The brain of the domestic dog (Canis Lupus familiaris) is an evolutionary curiosity, structurally intermediate between both rodents and humans. The canine brain features a complex cortical gyral and sulcal folding pattern that is very similar to that seen in humans, whilst the rodent cortex is smooth. Additionally, dogs possess dentate gyral areas in both the dorsal (rodent-like) and ventral (human-like) forebrain (A).
Hippocampal neurogenesis occurs in several mammalian species, however, the rate of proliferative turnover is less frequent in adult humans compared to rodents. These inter-species differences may reflect intrinsic dorsal versus ventral hippocampal neural precursor differences, and so the canine brain presents an opportunity to test this hypothesis within the one species.
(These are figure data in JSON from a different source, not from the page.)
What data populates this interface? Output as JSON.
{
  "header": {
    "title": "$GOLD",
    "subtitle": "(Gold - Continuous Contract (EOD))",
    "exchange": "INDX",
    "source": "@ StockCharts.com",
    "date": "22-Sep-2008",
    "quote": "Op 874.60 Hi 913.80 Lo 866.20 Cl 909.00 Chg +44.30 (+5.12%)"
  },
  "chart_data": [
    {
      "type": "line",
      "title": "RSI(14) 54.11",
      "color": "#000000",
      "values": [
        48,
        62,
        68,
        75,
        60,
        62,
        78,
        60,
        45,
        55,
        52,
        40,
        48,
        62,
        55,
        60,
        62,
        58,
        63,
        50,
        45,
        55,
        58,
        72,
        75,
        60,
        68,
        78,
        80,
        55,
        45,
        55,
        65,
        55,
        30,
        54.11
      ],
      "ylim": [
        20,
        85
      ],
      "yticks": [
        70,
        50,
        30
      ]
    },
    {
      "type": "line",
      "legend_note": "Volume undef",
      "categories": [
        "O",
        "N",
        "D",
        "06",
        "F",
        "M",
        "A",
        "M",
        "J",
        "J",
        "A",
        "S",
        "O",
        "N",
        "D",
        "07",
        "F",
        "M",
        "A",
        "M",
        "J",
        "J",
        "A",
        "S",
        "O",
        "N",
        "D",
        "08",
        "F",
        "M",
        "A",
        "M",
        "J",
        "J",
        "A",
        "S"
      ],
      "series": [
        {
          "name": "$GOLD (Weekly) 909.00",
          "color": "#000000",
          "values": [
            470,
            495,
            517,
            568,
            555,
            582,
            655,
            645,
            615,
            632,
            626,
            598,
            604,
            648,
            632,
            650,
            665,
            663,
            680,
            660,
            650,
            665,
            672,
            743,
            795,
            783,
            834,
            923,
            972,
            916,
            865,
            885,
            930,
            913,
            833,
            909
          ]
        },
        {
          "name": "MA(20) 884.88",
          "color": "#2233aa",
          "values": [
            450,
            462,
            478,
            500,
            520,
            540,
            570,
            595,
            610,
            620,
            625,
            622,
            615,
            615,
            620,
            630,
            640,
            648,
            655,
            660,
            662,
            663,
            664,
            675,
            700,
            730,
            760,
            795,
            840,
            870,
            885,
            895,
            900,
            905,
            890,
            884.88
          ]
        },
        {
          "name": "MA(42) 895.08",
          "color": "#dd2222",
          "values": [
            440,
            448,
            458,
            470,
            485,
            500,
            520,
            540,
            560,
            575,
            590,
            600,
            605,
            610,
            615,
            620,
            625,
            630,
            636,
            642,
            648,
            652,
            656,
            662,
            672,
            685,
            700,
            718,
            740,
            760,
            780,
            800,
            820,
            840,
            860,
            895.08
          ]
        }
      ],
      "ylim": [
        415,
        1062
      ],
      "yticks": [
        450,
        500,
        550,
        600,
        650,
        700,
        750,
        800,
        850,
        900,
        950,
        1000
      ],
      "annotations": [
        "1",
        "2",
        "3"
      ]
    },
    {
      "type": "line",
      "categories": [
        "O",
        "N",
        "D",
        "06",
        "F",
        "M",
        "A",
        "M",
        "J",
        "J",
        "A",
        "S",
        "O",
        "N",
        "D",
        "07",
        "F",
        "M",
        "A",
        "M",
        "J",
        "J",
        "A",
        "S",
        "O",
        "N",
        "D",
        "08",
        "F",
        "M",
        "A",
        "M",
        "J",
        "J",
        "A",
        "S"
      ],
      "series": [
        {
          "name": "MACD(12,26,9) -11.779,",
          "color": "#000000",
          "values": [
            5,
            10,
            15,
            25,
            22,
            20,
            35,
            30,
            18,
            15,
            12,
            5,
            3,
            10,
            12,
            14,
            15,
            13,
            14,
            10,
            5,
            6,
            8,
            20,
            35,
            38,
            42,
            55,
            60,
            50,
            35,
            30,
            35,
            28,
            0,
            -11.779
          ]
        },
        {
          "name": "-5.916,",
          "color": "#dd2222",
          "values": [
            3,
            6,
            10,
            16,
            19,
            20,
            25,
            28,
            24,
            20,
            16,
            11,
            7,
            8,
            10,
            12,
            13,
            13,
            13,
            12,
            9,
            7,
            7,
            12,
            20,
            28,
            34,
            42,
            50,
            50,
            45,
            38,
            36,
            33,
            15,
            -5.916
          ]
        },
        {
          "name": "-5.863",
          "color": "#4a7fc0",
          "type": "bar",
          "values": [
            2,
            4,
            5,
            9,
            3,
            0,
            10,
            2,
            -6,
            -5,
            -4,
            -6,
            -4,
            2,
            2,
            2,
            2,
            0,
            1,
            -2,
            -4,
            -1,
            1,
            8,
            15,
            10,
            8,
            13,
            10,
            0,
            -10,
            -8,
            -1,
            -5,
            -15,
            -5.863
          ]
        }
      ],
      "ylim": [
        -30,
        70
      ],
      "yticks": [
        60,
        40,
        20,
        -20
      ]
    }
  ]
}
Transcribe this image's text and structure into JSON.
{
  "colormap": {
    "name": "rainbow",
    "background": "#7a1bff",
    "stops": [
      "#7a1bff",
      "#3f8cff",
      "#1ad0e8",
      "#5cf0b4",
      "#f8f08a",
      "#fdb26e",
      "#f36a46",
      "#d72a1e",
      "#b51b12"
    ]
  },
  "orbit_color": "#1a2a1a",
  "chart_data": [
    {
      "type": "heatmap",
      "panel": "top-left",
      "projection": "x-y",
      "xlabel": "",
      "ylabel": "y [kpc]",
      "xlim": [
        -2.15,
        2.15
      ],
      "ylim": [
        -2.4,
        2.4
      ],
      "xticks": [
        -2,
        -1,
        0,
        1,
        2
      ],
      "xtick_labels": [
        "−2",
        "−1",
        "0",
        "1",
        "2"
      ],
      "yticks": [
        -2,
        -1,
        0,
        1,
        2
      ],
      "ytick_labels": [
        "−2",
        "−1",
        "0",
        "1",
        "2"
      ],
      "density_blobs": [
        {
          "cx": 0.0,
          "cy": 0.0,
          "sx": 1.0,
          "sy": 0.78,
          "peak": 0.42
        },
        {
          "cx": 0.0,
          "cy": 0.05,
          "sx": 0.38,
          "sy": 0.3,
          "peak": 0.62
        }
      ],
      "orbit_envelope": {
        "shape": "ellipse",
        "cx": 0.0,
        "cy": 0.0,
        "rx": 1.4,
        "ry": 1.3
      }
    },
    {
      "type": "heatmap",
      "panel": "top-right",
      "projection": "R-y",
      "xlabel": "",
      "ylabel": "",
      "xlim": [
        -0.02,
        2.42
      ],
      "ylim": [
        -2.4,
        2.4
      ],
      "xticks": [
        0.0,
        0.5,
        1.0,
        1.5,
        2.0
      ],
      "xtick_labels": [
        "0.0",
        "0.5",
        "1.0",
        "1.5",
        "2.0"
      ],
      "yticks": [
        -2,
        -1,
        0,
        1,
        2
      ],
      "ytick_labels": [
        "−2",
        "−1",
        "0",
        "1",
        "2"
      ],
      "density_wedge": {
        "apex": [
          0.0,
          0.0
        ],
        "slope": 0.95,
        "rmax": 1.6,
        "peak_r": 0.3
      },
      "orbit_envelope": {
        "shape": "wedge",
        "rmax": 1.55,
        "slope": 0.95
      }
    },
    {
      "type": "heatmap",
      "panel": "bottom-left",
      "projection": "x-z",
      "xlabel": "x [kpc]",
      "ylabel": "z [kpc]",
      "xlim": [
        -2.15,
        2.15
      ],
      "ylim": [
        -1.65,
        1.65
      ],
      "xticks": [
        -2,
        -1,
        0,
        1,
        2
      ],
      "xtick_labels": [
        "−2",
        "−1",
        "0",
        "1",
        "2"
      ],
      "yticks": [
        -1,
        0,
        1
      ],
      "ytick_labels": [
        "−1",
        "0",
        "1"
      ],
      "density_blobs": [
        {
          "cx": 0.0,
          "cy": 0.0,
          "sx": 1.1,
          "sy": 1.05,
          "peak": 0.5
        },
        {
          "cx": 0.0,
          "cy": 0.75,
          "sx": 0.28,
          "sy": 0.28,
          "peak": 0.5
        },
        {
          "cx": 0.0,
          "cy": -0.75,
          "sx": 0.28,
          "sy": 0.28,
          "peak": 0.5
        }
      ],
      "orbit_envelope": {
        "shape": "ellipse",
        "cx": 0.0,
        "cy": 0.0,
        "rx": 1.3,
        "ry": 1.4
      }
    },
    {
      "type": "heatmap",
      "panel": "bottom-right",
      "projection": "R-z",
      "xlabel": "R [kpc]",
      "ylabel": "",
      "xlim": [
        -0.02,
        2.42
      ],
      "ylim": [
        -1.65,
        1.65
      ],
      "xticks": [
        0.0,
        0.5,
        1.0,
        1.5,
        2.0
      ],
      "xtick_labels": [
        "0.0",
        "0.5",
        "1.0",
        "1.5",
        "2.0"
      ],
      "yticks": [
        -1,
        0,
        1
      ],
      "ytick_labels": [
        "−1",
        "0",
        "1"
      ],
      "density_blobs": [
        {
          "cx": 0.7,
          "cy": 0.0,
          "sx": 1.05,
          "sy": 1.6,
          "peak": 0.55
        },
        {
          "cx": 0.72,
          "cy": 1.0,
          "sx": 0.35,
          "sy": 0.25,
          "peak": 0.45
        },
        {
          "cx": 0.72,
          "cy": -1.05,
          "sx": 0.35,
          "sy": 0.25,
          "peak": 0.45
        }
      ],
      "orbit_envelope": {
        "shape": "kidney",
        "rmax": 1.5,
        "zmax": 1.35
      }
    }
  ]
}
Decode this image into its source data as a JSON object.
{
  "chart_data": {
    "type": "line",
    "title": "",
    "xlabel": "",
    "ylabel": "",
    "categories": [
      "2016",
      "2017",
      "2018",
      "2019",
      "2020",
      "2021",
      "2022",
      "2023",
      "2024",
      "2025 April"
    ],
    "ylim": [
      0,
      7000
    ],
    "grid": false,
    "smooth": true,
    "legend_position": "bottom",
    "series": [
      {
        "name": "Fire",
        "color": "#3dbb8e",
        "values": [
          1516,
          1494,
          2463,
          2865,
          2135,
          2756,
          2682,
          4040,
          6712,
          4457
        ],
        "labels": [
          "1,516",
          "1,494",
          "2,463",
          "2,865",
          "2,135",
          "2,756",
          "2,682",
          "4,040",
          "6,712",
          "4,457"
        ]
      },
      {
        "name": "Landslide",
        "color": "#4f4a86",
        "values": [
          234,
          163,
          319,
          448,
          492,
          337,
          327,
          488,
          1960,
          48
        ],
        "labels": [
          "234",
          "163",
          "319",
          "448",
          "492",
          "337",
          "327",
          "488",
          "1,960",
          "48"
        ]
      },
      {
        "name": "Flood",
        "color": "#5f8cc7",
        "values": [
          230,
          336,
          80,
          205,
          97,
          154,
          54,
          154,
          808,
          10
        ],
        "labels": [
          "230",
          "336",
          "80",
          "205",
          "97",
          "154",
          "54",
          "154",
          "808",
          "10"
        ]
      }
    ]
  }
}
To determine whether there is an increased incidence of neurogenic associated features in the dorsal canine hippocampus compared to the ventral, we employed both histological staining and neural colony forming cell assays.
Newly post-mortem hippocampal canine tissue was isolated, dissociated and suspended in a semi-solid collagen matrix. By eliminating the possibility of cell fusion, neural precursors could be easily identified and proliferative potential quantified. Interestingly, a greater number of larger colonies were observed in dorsal hippocampal isolates, thus, the neural colony forming assay is suggestive of increased proliferation rates in the dorsal canine hippocampus (B). Current efforts are directed at characterising these hippocampal isolates, in attempts to further understand this observed phenomenon.